Untuk lebih mempererat interaksi dan komunikasi serta diharapkan bisa membangun diskusi yang produktif, bersamaan dengan program tersebut, Galeri Soemardja secara khusus meminta Wanda menggelar workshop dengan komposisi peserta yang terdiri dari sejumlah mahasiswa Seni Rupa-ITB serta alumni. Workshop bertajuk Fictitious Realities -The ephemeral Idea and the clunky object yang dikerjakan selama kurang-lebih satu minggu itu, dan sepanjang prosesnya, Wanda dibantu oleh Henrycus Napitsunargo yang juga berperan sebagai tutor pendamping pada aspek teknik.

Di dunia seni rupa Indonesia kehadiran fotografi dalam pameran terbilang langka. Dalam setahun, kita bisa menghitung dengan jari pameran-pameran fotografi, itupun dengan catatan bahwa kita tidak menghitung pameran karya-karya fotografi salon. Di dalam tempo setahun itu pula, kita jumpai karya fotografi tersisip di pameran-pameran bersama seniman.

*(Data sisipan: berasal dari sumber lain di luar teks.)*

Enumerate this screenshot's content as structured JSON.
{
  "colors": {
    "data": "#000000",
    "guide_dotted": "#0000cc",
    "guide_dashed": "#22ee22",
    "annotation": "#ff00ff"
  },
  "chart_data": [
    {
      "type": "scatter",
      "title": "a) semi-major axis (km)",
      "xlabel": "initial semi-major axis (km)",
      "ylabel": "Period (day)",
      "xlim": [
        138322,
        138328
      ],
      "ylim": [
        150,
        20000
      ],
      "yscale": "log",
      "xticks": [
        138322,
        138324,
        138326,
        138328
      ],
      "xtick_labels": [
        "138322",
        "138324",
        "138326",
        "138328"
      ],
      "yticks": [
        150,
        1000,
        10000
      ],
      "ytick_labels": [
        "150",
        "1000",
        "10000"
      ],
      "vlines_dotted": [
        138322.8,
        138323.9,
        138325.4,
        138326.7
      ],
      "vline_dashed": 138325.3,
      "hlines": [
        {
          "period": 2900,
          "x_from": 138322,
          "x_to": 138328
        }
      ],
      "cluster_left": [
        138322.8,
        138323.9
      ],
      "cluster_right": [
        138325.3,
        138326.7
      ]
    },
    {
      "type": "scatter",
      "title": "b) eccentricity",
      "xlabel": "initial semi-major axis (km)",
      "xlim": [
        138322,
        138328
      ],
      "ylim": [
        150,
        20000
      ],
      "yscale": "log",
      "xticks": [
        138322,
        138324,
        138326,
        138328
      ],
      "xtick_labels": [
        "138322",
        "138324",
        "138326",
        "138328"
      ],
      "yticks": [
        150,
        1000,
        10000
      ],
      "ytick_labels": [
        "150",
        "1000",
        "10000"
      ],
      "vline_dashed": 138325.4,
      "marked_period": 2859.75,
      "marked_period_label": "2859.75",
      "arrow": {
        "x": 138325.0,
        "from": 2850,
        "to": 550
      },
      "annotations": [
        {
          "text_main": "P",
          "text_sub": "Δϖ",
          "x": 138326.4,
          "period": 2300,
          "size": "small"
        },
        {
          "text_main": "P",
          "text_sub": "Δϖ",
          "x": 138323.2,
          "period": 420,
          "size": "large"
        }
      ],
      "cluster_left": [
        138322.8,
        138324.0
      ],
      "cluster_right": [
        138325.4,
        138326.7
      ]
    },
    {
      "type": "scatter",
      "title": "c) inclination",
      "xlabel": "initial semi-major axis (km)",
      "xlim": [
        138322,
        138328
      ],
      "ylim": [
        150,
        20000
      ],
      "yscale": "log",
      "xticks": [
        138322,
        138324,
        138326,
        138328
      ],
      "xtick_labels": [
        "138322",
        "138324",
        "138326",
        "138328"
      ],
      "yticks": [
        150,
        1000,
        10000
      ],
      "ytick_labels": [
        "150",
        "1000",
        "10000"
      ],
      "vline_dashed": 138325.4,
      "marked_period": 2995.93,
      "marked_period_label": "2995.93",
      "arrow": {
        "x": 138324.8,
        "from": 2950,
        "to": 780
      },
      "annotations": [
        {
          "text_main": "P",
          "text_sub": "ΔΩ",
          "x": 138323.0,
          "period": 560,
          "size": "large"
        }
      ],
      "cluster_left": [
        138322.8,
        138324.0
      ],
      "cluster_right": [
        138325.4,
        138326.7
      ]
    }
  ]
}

Oleh karena itu, pameran Fictitious Realites ini layak dicatat sebagai pameran yang berupaya mengisi kelangkaan tersebut. Dengan keyakinan itu pula Galeri Soemardja percaya kalau pameran hasil workshop ini banyak faedahnya untuk mahasiswa menambah pengalaman artistik sekaligus belajar menguji gagasan-gagasannya dihadapan publik.


Aminudin TH. Siregar
Galeri Soemardja

FOREWORD


This photography exhibition is the final part of the Artist Residency Programme hosting an Australian artist named Wanda Gillespie who was chosen by Galeri Soemardja from many eligible applicants offered by Asialink. This year, Galeri Soemardja is honored to have another opportunity to be the host of this programme as a form of collaborative work between institutions in order to strengthen the relationships, especially in the field of art.

Wanda Gillespie has been working at Galeri Soemardja for almost three months while doing some wood carvings at Jatiwangi Art Factory in Majalengka, West Java. During her residency period, Wanda has explored various ideas which were transformed into artwork in the forms of an installation and photography.

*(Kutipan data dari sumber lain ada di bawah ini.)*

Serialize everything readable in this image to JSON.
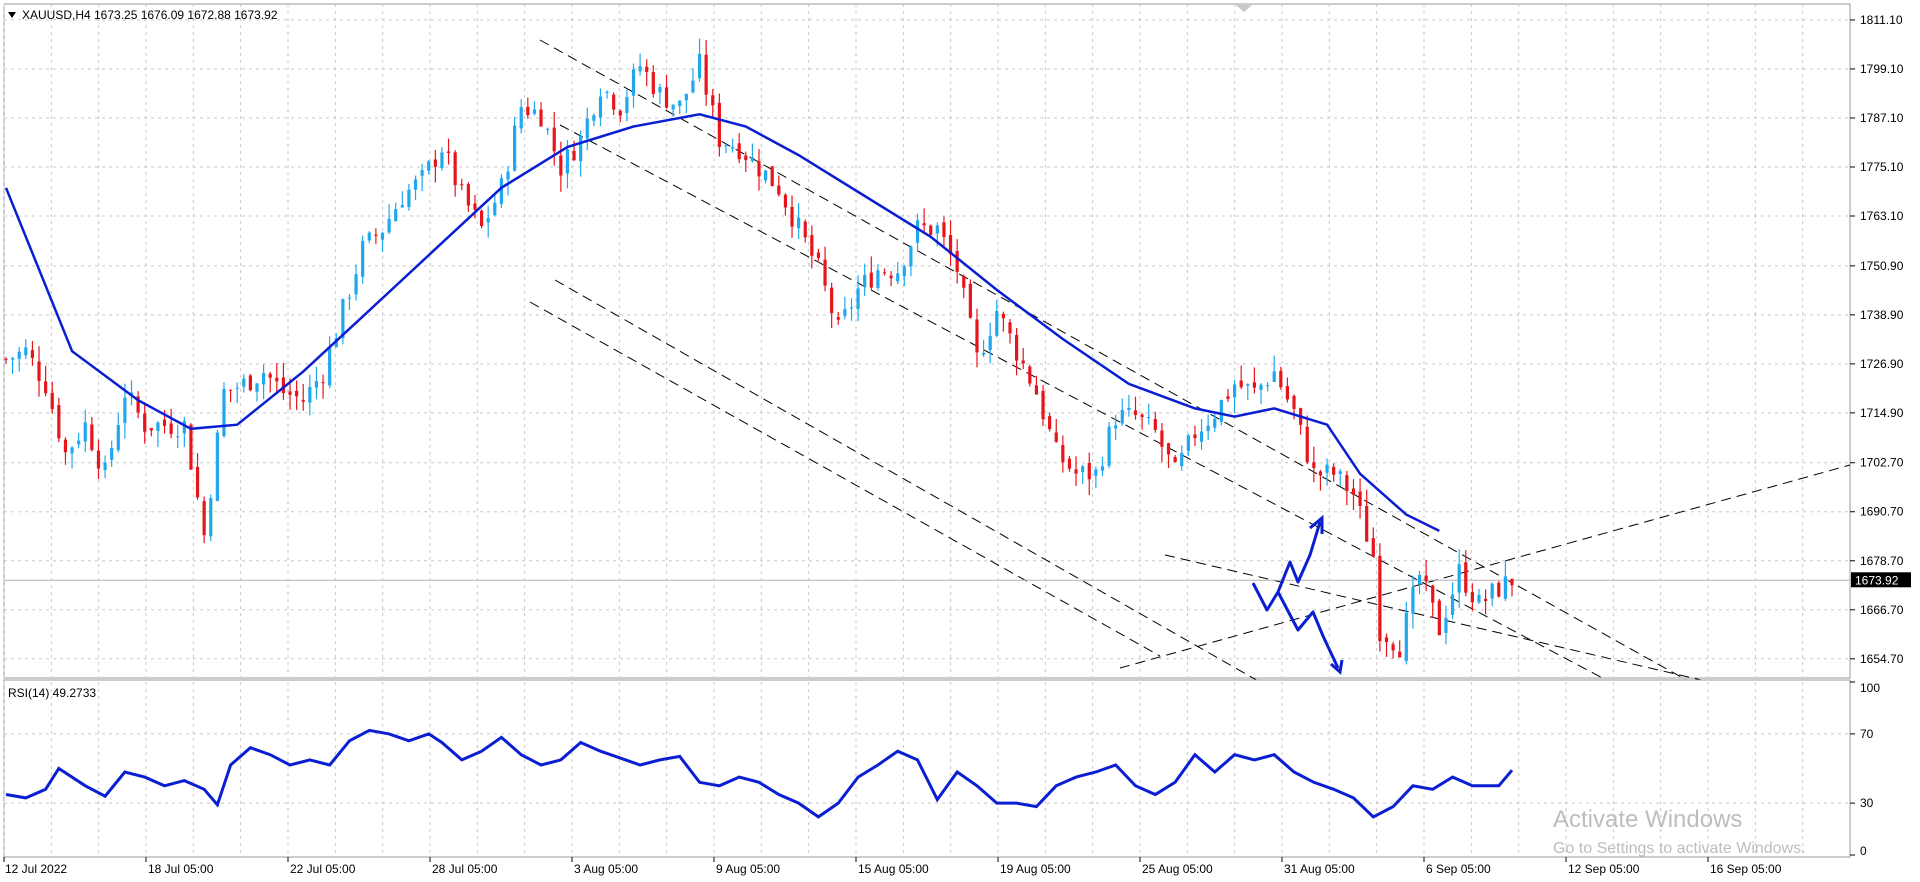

To strengthen the interaction and communication hoping to lead to productive discussions related to this programme, Galeri Soemardja specially asked Wanda to hold a workshop involving some students and alumni from The Faculty of Fine Art and Design ITB. The theme of this one-week workshop is Fictitious Realities -The Ephemeral Idea and the Clunky Object, of which was assisted by Henrycus Napitsunargo as the tutor in charge of technical-related matters throughout the process.

The presence of photography in the world of art is somewhat scarce. In a year, photography exhibitions can be easily counted by the numbers of fingers on one hand, noting that ‘salon photography’ is not included. In addition, during the one year period, we would also find some photographic work is slipped in many art exhibitions.

In response to this situation, this Fictitious Realities exhibition should be documented as an exhibition which is hoped to fill the empty space of such rarity. Galeri Soemardja strongly believes that the final outcome of this workshop would be useful for the students to gain further experience in exploring their artistic sense, and also to put their ideas to the test for the public consumption.


Aminudin TH. Siregar
Galeri Soemardja


Koper, Panggung, Perjalanan

Kemunculan wacana ‘obyek’ dalam seni rupa kontemporer antara lain dipicu oleh konflik dalam perkembangan seni lukis moderen-formalis. Konflik itu memasalahkan kehadiran ‘bentuk’ (shape). Apakah ‘bentuk’ dalam perkembangan seni lukis moderen telah bergeser menjadi ‘obyek’ atau tetap sebagai medium seni lukis? (Ingatlah misalnya lukisan-lukisan bersegi banyak karya Frank Stella).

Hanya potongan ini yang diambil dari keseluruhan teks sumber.